Par l’usage d’instruments de musique typiquement arméniens, Egoyan renforce davantage cet enracinement d’un cinéma slave, profondément ancré dans la Terre.

Sarah Polley (déjà employée dans ‘Exotica’) et Ian Holm offrent une interprétation tridimensionnelle. L’ambigüité morale dans laquelle se trouve Ian Holm – la confrontation entre son drame familial personnel et l’affaire juridique qu’il tente de mener à son terme- agit miraculeusement sur l’interprétation de Sarah Polley, atteinte dans sa chair d’être humain, victime non-consentante, évoluant dans un univers familial formaté.

L’interprétation de Polley est intergalacticocosmique – Lecteur, ce néologisme ne doit point te perturber, contemple simplement son jeu. Elle poussera le bouchon jusqu’à composer et interpréter une partie de la bande originale, avec un certain talent !

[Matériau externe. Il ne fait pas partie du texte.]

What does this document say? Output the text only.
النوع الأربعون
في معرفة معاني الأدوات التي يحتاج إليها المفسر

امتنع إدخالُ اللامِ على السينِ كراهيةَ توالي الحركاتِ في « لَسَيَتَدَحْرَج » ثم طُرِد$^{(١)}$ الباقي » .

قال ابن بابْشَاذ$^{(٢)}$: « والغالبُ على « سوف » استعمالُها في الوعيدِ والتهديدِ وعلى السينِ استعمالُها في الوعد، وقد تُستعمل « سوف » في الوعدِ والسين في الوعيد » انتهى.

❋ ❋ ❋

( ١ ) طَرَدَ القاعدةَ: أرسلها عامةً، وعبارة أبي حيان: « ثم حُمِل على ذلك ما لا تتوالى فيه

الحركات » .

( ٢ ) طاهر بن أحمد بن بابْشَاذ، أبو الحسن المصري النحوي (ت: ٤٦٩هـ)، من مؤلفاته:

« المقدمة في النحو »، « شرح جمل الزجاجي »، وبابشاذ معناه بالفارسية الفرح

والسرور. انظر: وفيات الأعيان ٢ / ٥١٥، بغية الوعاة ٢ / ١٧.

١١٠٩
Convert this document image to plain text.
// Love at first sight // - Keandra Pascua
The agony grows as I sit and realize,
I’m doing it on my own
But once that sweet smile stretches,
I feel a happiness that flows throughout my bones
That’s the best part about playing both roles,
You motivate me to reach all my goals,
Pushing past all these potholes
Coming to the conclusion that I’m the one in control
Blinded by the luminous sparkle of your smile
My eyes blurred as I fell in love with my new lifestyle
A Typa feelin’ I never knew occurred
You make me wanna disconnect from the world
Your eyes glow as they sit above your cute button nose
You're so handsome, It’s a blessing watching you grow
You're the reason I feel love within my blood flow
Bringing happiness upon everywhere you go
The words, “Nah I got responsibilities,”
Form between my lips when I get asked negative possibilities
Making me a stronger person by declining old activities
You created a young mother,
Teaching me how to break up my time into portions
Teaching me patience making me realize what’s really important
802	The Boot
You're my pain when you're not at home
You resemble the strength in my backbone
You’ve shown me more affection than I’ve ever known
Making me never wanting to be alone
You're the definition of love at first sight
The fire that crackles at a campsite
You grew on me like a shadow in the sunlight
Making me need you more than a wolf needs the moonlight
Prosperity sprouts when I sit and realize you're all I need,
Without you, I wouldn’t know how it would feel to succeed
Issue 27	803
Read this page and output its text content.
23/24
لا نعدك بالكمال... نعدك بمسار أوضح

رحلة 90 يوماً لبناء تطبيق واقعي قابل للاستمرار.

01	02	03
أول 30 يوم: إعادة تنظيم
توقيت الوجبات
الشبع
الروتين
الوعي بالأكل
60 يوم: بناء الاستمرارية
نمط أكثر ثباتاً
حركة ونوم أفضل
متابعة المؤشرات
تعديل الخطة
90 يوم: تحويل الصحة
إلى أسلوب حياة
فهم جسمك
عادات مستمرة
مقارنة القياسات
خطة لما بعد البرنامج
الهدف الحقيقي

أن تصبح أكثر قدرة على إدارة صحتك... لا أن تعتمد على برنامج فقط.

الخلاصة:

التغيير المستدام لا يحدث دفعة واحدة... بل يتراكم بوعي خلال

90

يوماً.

Antonin Artaud proclamait : ‘La peau humaine des choses, le derme de la réalité, voilà avec quoi le cinéma joue d’abord.’ Avec ‘De Beaux Lendemains’ Egoyan écosse littéralement toute notre humanité au travers de cette peinture filmique, s’égosillant à exhumer nos faiblesses et nos forces, nos doutes et nos certitudes, nos peines et nos joies…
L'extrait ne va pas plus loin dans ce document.